Her recent work has described cellular features that may one day be used to home in on cells that use something other than expression of telomerase—namely, a process called the alternative lengthening of telomeres, or ALT, pathway—to prevent their own death. (See the sidebar.)
Science for the Right Reasons
Dr. de Lange's research has brought her accolades and wide recognition. During the last 12 or so years, "she's virtually defined the field of telomere protection," said Dr. Richard Pelroy, program director in the DNA and Chromosome Aberrations Branch of NCI's Division of Cancer Biology. "It was known that cells must be able to detect telomere dysfunction and deal with it in order to have normal cell division," he explained, "but the discussion was merely conceptual before her work."
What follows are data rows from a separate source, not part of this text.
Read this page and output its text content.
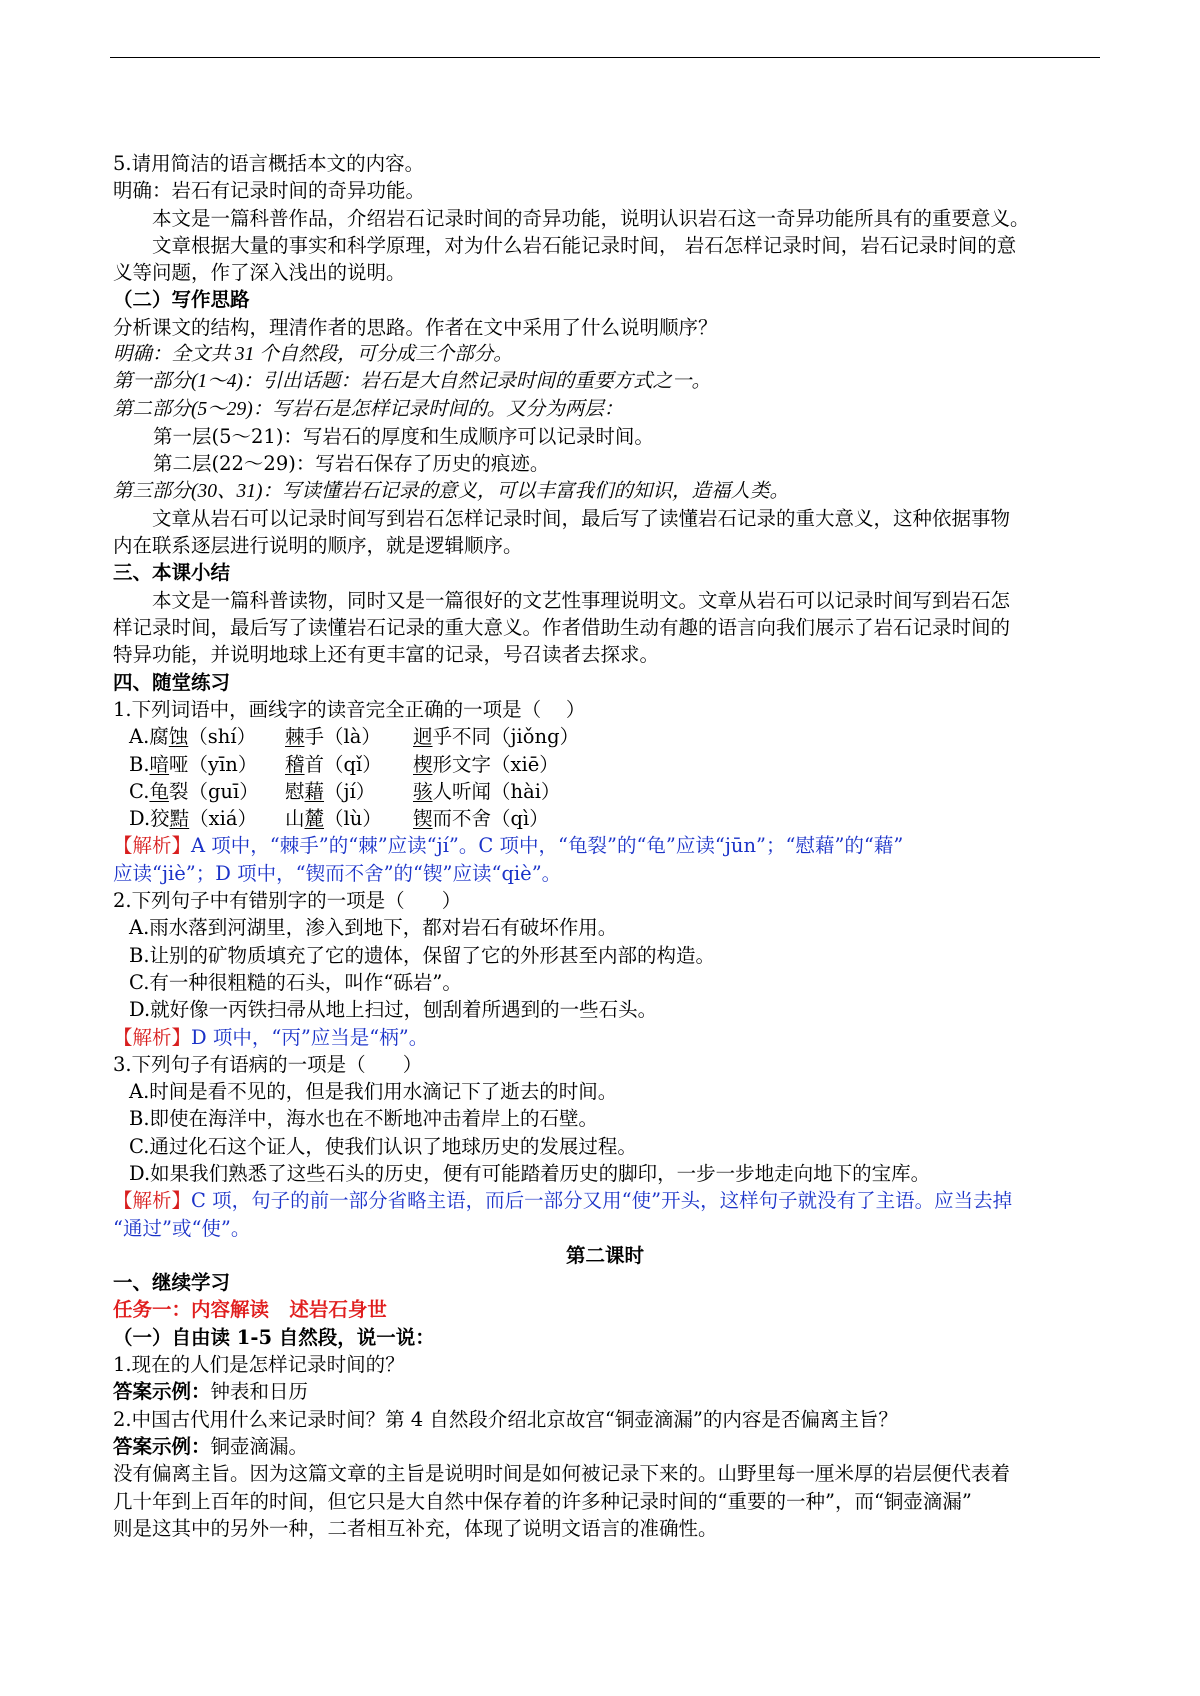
5.请用简洁的语言概括本文的内容。
明确：岩石有记录时间的奇异功能。
本文是一篇科普作品，介绍岩石记录时间的奇异功能，说明认识岩石这一奇异功能所具有的重要意义。
文章根据大量的事实和科学原理，对为什么岩石能记录时间， 岩石怎样记录时间，岩石记录时间的意
义等问题，作了深入浅出的说明。
（二）写作思路
分析课文的结构，理清作者的思路。作者在文中采用了什么说明顺序？
明确：全文共 31 个自然段，可分成三个部分。
第一部分(1～4)：引出话题：岩石是大自然记录时间的重要方式之一。
第二部分(5～29)：写岩石是怎样记录时间的。又分为两层：
第一层(5～21)：写岩石的厚度和生成顺序可以记录时间。
第二层(22～29)：写岩石保存了历史的痕迹。
第三部分(30、31)：写读懂岩石记录的意义，可以丰富我们的知识，造福人类。
文章从岩石可以记录时间写到岩石怎样记录时间，最后写了读懂岩石记录的重大意义，这种依据事物
内在联系逐层进行说明的顺序，就是逻辑顺序。
三、本课小结
本文是一篇科普读物，同时又是一篇很好的文艺性事理说明文。文章从岩石可以记录时间写到岩石怎
样记录时间，最后写了读懂岩石记录的重大意义。作者借助生动有趣的语言向我们展示了岩石记录时间的
特异功能，并说明地球上还有更丰富的记录，号召读者去探求。
四、随堂练习
1.下列词语中，画线字的读音完全正确的一项是（    ）
A.腐蚀（shí）	棘手（là）	迥乎不同（jiǒng）
B.喑哑（yīn）	稽首（qǐ）	楔形文字（xiē）
C.龟裂（guī）	慰藉（jí）	骇人听闻（hài）
D.狡黠（xiá）	山麓（lù）	锲而不舍（qì）
【解析】A 项中，“棘手”的“棘”应读“jí”。C 项中，“龟裂”的“龟”应读“jūn”；“慰藉”的“藉”
应读“jiè”；D 项中，“锲而不舍”的“锲”应读“qiè”。
2.下列句子中有错别字的一项是（      ）
A.雨水落到河湖里，渗入到地下，都对岩石有破坏作用。
B.让别的矿物质填充了它的遗体，保留了它的外形甚至内部的构造。
C.有一种很粗糙的石头，叫作“砾岩”。
D.就好像一丙铁扫帚从地上扫过，刨刮着所遇到的一些石头。
【解析】D 项中，“丙”应当是“柄”。
3.下列句子有语病的一项是（      ）
A.时间是看不见的，但是我们用水滴记下了逝去的时间。
B.即使在海洋中，海水也在不断地冲击着岸上的石壁。
C.通过化石这个证人，使我们认识了地球历史的发展过程。
D.如果我们熟悉了这些石头的历史，便有可能踏着历史的脚印，一步一步地走向地下的宝库。
【解析】C 项，句子的前一部分省略主语，而后一部分又用“使”开头，这样句子就没有了主语。应当去掉
“通过”或“使”。
第二课时
一、继续学习
任务一：内容解读   述岩石身世
（一）自由读 1-5 自然段，说一说：
1.现在的人们是怎样记录时间的？
答案示例：钟表和日历
2.中国古代用什么来记录时间？第 4 自然段介绍北京故宫“铜壶滴漏”的内容是否偏离主旨？
答案示例：铜壶滴漏。
没有偏离主旨。因为这篇文章的主旨是说明时间是如何被记录下来的。山野里每一厘米厚的岩层便代表着
几十年到上百年的时间，但它只是大自然中保存着的许多种记录时间的“重要的一种”，而“铜壶滴漏”
则是这其中的另外一种，二者相互补充，体现了说明文语言的准确性。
For Dr. de Lange, life as a scientist is much easier now than it was when she first started down the path. As a young scientist, she had very little money and no laboratory assistance. "Nobody cared about telomeres," she said. "It was backwater research. We had meetings on telomeres in the early '90s—unofficial meetings, of course—and there were literally fewer than a dozen people who attended them."
What she did have, she said, was intuition and enthusiasm. "I loved telomeres," she said. "This is very important, to love something to death and be willing to do something important for it." That is the message that she tries to impress on everyone who works with her: Find your love in science first, and then good things will follow.
"She is 100 percent, fully dedicated," said Dr. Dirk Hockemeyer, an assistant professor at the University of California, Berkeley, who first worked with Dr. de Lange as an undergraduate exchange student from Germany and returned to earn his Ph.D. under her mentorship. "She's interested in really understanding how things work, and she won't let go until she's figured them out," he said. Dr. Hockemeyer recalled an example from 2006, when Dr. de Lange took a sabbatical from teaching so that she could work at the bench in her own laboratory and continue experiments that she had started 10 years earlier.
"She taught me to be happy with science for the right reasons," said Dr. Nadya Dimitrova, who did her Ph.D. work with Dr. de Lange. Dr. Dimitrova recalled that when she was writing her graduate thesis, Dr. de Lange "returned the draft to me and said that my conclusion and discussion weren't brave enough. 'You need to take this opportunity to say everything that you think…your whole model and hypothesis that goes even beyond your findings.' So, I started it all over and wrote a discussion that was far reaching and even prescient in some ways, and I'm very proud of that to this day."
Dr. de Lange doesn't believe that science has to be high risk in order to be satisfying, and she's careful not to pontificate about what one must do to attain success. But she does have one bit of advice for people who are considering careers in basic research.
"If you do a project just because you anticipate a high payoff, and you don't love the underlying science," she said, "I don't think you'll be able to sustain it. My advice is to find your own niche, one that you truly like, and then it doesn't matter so much. You'll do high-risk stuff, you'll do low-risk stuff, whatever is needed."
Which is exactly what happened in her case.
"I thought there would be bigger things to pursue eventually, but we're still working on telomeres," she said. "It's a much more complex and interesting subject than I ever could have anticipated."